The best way to deal to stress is to be happy, says the director of a company that specializes in helping people manage stress.
The Stress Management Institute at the University of Southern California, which offers a Master of Science in Stress Management, said that people who are working in a stressful job have a greater risk of developing a chronic illness, including heart disease, diabetes and cancer.
The Institute’s stress management expert, Dr.

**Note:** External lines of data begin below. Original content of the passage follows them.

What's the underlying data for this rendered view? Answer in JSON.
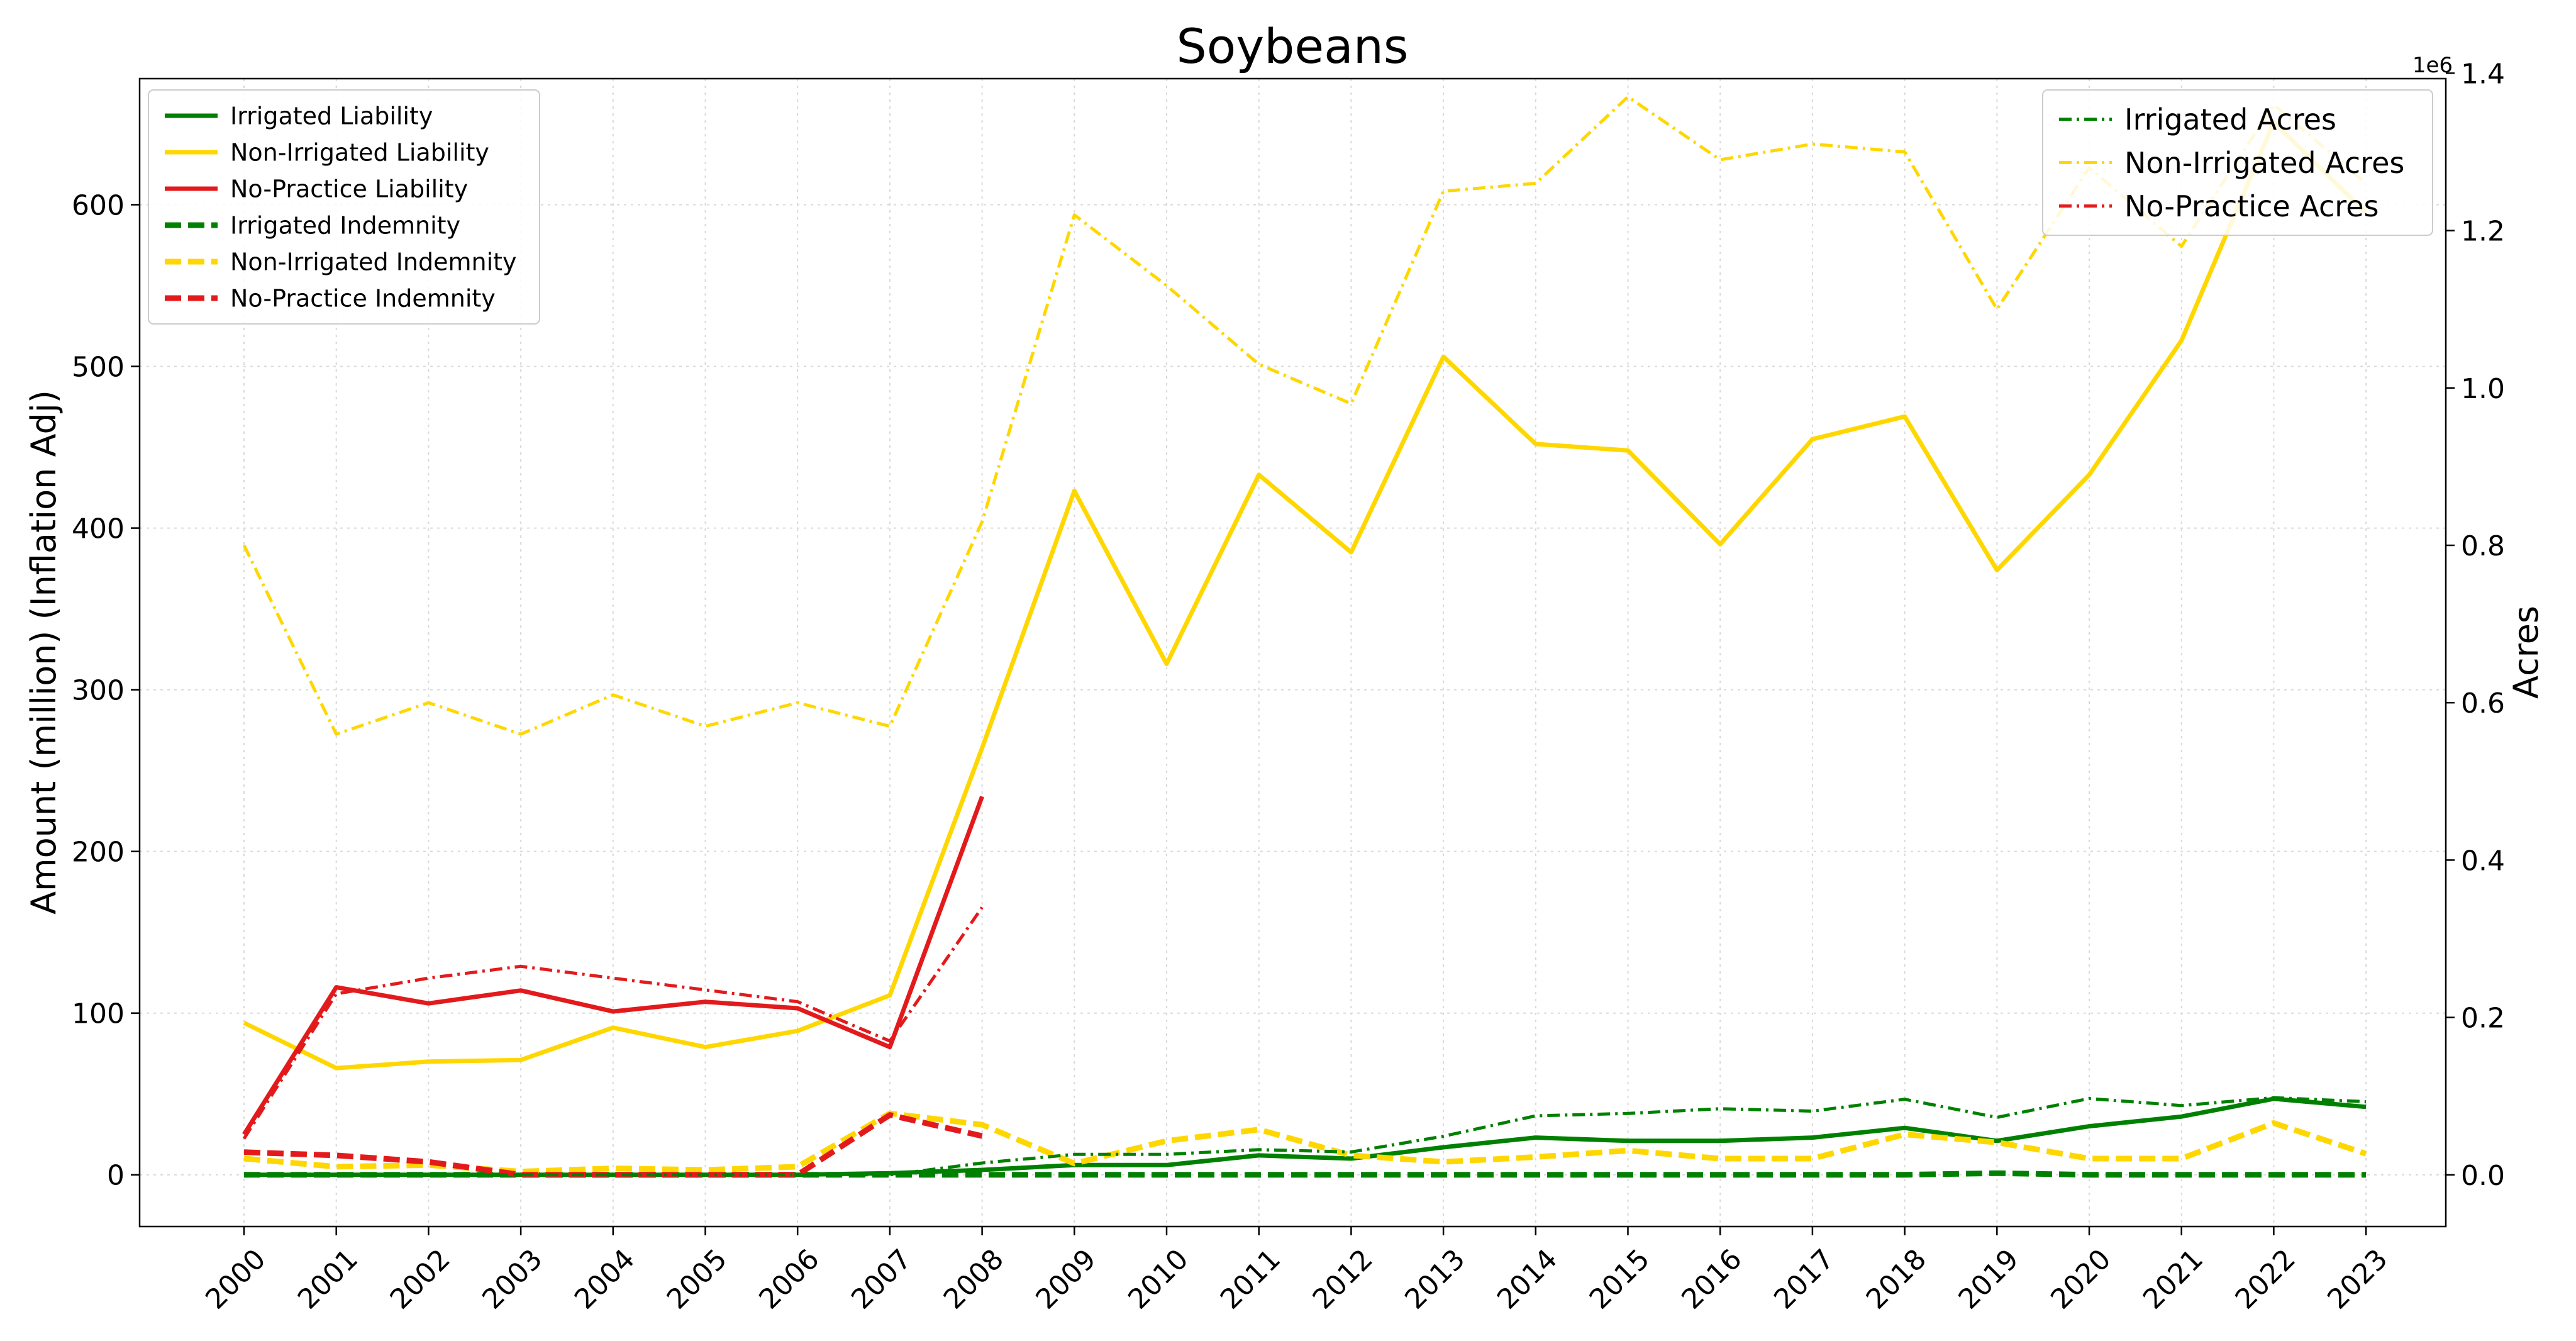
{
  "chart_data": {
    "type": "line",
    "title": "Soybeans",
    "ylabel": "Amount (million) (Inflation Adj)",
    "y2label": "Acres",
    "y2_multiplier_label": "1e6",
    "x": [
      "2000",
      "2001",
      "2002",
      "2003",
      "2004",
      "2005",
      "2006",
      "2007",
      "2008",
      "2009",
      "2010",
      "2011",
      "2012",
      "2013",
      "2014",
      "2015",
      "2016",
      "2017",
      "2018",
      "2019",
      "2020",
      "2021",
      "2022",
      "2023"
    ],
    "ylim": [
      -32,
      678
    ],
    "y2lim": [
      -0.0657,
      1.3931
    ],
    "yticks": [
      0,
      100,
      200,
      300,
      400,
      500,
      600
    ],
    "y2ticks": [
      0.0,
      0.2,
      0.4,
      0.6,
      0.8,
      1.0,
      1.2,
      1.4
    ],
    "y2ticklabels": [
      "0.0",
      "0.2",
      "0.4",
      "0.6",
      "0.8",
      "1.0",
      "1.2",
      "1.4"
    ],
    "grid": true,
    "legend_left_placement": "upper-left",
    "legend_right_placement": "upper-right",
    "series": [
      {
        "name": "Irrigated Liability",
        "axis": "left",
        "color": "#008000",
        "style": "solid",
        "values": [
          0,
          0,
          0,
          0,
          0,
          0,
          0,
          1,
          3,
          6,
          6,
          12,
          10,
          17,
          23,
          21,
          21,
          23,
          29,
          21,
          30,
          36,
          47,
          42
        ]
      },
      {
        "name": "Non-Irrigated Liability",
        "axis": "left",
        "color": "#ffd700",
        "style": "solid",
        "values": [
          94,
          66,
          70,
          71,
          91,
          79,
          89,
          111,
          264,
          423,
          316,
          433,
          385,
          506,
          452,
          448,
          390,
          455,
          469,
          374,
          433,
          516,
          651,
          595
        ]
      },
      {
        "name": "No-Practice Liability",
        "axis": "left",
        "color": "#e31a1c",
        "style": "solid",
        "values": [
          25,
          116,
          106,
          114,
          101,
          107,
          103,
          79,
          234,
          null,
          null,
          null,
          null,
          null,
          null,
          null,
          null,
          null,
          null,
          null,
          null,
          null,
          null,
          null
        ]
      },
      {
        "name": "Irrigated Indemnity",
        "axis": "left",
        "color": "#008000",
        "style": "dashed",
        "values": [
          0,
          0,
          0,
          0,
          0,
          0,
          0,
          0,
          0,
          0,
          0,
          0,
          0,
          0,
          0,
          0,
          0,
          0,
          0,
          1,
          0,
          0,
          0,
          0
        ]
      },
      {
        "name": "Non-Irrigated Indemnity",
        "axis": "left",
        "color": "#ffd700",
        "style": "dashed",
        "values": [
          10,
          5,
          6,
          2,
          4,
          3,
          5,
          38,
          31,
          7,
          21,
          28,
          12,
          8,
          11,
          15,
          10,
          10,
          25,
          20,
          10,
          10,
          32,
          13
        ]
      },
      {
        "name": "No-Practice Indemnity",
        "axis": "left",
        "color": "#e31a1c",
        "style": "dashed",
        "values": [
          14,
          12,
          8,
          0,
          0,
          0,
          0,
          37,
          24,
          null,
          null,
          null,
          null,
          null,
          null,
          null,
          null,
          null,
          null,
          null,
          null,
          null,
          null,
          null
        ]
      },
      {
        "name": "Irrigated Acres",
        "axis": "right",
        "color": "#008000",
        "style": "dashdot",
        "values": [
          0.0,
          0.0,
          0.0,
          0.0,
          0.0,
          0.0,
          0.0,
          0.0,
          0.015,
          0.026,
          0.026,
          0.032,
          0.029,
          0.049,
          0.075,
          0.078,
          0.084,
          0.081,
          0.096,
          0.073,
          0.097,
          0.088,
          0.098,
          0.093
        ]
      },
      {
        "name": "Non-Irrigated Acres",
        "axis": "right",
        "color": "#ffd700",
        "style": "dashdot",
        "values": [
          0.8,
          0.56,
          0.6,
          0.56,
          0.61,
          0.57,
          0.6,
          0.57,
          0.83,
          1.22,
          1.13,
          1.03,
          0.98,
          1.25,
          1.26,
          1.37,
          1.29,
          1.31,
          1.3,
          1.1,
          1.28,
          1.18,
          1.36,
          1.26
        ]
      },
      {
        "name": "No-Practice Acres",
        "axis": "right",
        "color": "#e31a1c",
        "style": "dashdot",
        "values": [
          0.046,
          0.23,
          0.25,
          0.265,
          0.25,
          0.235,
          0.22,
          0.17,
          0.34,
          null,
          null,
          null,
          null,
          null,
          null,
          null,
          null,
          null,
          null,
          null,
          null,
          null,
          null,
          null
        ]
      }
    ]
  }
}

Eric Shafer, said stress can be one of the reasons people have trouble focusing, staying focused and staying motivated.
The stressors can include work-related conflicts, family and financial problems, a change in routine or a new relationship.
“We all have some level of stress, and for some people it’s quite high,” said Shafer.
“They’re more stressed because they’re more worried about their own well-being and they’re feeling the pressure of having to deal daily with people who care about them and care about their well-beings.”
Shafer said it’s not just about how much money you earn, it’s also about how you treat yourself, how you approach work, how your friends and family interact with you and what kinds of stressors you’re dealing with.
The institute’s stress control program is focused on helping people cope with stressful life situations.
The program helps people learn how to cope, develop coping strategies and make healthy decisions, including how to manage the stress and stress triggers.
It’s important to remember, Shafer said, that the best way for people to manage stress is through education and positive thinking.
“What I would say is, just to keep yourself in the game and not be so stressed out that you’re going to try and get lost in a game and forget the importance of doing it,” Shafer told ABC News.
“You can’t be stressed out every day, and you can’t just get distracted by everything that’s going on around you.”